The SECP is carrying out an exercise to ascertain the impact of revaluation of fixed assets on profit and Loss account of listed companies and in this connection all the companies which have revalued their fixed assets were asked to give the requisite information and most of the companies have furnished required information. The M&E Division intends to take a policy decision in the matter so that the profits of the companies, which have revalued their assets are not suppressed due to this factor and the shareholders may continue to get adequate return on their investments.

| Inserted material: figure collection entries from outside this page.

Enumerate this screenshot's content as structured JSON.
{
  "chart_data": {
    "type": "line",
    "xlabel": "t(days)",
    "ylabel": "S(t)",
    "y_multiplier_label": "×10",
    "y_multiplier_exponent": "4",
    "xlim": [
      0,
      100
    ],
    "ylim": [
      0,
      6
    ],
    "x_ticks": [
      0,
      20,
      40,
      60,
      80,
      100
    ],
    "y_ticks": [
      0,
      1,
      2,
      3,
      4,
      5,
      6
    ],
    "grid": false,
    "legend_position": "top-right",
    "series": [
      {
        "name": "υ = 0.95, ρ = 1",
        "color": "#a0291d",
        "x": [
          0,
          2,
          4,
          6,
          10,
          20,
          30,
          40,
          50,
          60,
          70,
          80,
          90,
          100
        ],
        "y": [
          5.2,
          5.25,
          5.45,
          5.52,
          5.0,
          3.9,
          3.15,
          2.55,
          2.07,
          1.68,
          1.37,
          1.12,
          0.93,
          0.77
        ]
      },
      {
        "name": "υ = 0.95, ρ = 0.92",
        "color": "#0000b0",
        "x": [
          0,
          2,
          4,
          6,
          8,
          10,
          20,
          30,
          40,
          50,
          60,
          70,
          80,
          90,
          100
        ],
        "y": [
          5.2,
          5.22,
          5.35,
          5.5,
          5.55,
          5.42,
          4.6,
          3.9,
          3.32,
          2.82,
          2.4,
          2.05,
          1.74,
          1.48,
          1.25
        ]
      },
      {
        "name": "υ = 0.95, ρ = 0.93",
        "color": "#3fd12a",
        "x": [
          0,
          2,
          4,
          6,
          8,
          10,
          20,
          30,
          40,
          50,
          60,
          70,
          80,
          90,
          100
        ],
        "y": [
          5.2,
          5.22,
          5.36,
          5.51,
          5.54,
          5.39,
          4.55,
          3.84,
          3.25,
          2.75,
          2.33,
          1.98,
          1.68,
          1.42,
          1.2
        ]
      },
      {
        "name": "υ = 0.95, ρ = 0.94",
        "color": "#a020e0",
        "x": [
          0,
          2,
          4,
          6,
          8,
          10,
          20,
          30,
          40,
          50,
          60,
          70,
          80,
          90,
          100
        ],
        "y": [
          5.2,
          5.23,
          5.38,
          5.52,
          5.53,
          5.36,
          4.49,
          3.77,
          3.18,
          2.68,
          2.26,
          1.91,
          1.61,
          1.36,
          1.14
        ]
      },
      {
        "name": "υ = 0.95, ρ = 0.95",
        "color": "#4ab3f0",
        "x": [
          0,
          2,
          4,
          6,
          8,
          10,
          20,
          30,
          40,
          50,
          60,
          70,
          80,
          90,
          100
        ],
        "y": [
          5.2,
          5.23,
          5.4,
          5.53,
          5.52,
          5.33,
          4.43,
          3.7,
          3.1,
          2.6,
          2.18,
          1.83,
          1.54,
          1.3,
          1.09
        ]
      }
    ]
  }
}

M. Unlawful with-holding of payment of dividend

Section 251 of the Companies Ordinance, 1984 provides that when a dividend has been declared by a listed company, it shall not be lawful for the directors of the company to withheld or defer payment of dividend and Chief Executive of the company shall be responsible to make payment of dividend, in the manner, provided in Section 250 ibid within 45 days of the declaration. M/s. Quality Steel Mills Limited declared 10% dividend for the period ended 30.06.1998 in the AGM held on 26.08.1999 and have failed to make payment of the dividend to all the shareholders of the company within prescribed limit of the declaration of dividend. Similarly M/s. United Sugar Mills Limited declared 5% interim dividend for the half year ended on 31.03.1999 and have also failed to make the payment to all the shareholders for which both the companies have been issued show cause notices under Section 251 of the Companies Ordinance, 1984. The Commission intends to file prosecution proceedings against the managements of these companies for unlawful withholding of payment of dividend to their shareholders.

N. Actions against the auditors

The E & M Wing has also started actions against the auditors for not giving proper audit reports. In one case notice under Section 260 has been issued. Efforts are made that auditors become more responsible while giving their reports on the accounts of the listed companies.

O. Complaints received from the shareholders/stock exchanges

The M&E Division has started taking immediate actions on the complaints which are received from the shareholders of the Stock Exchanges against the management of the listed companies. During the period under review, large number of complaints were received from the shareholders/Karachi Stock Exchange out of which necessary actions were completed in most of the cases whereas remaining cases are under examination/finalization.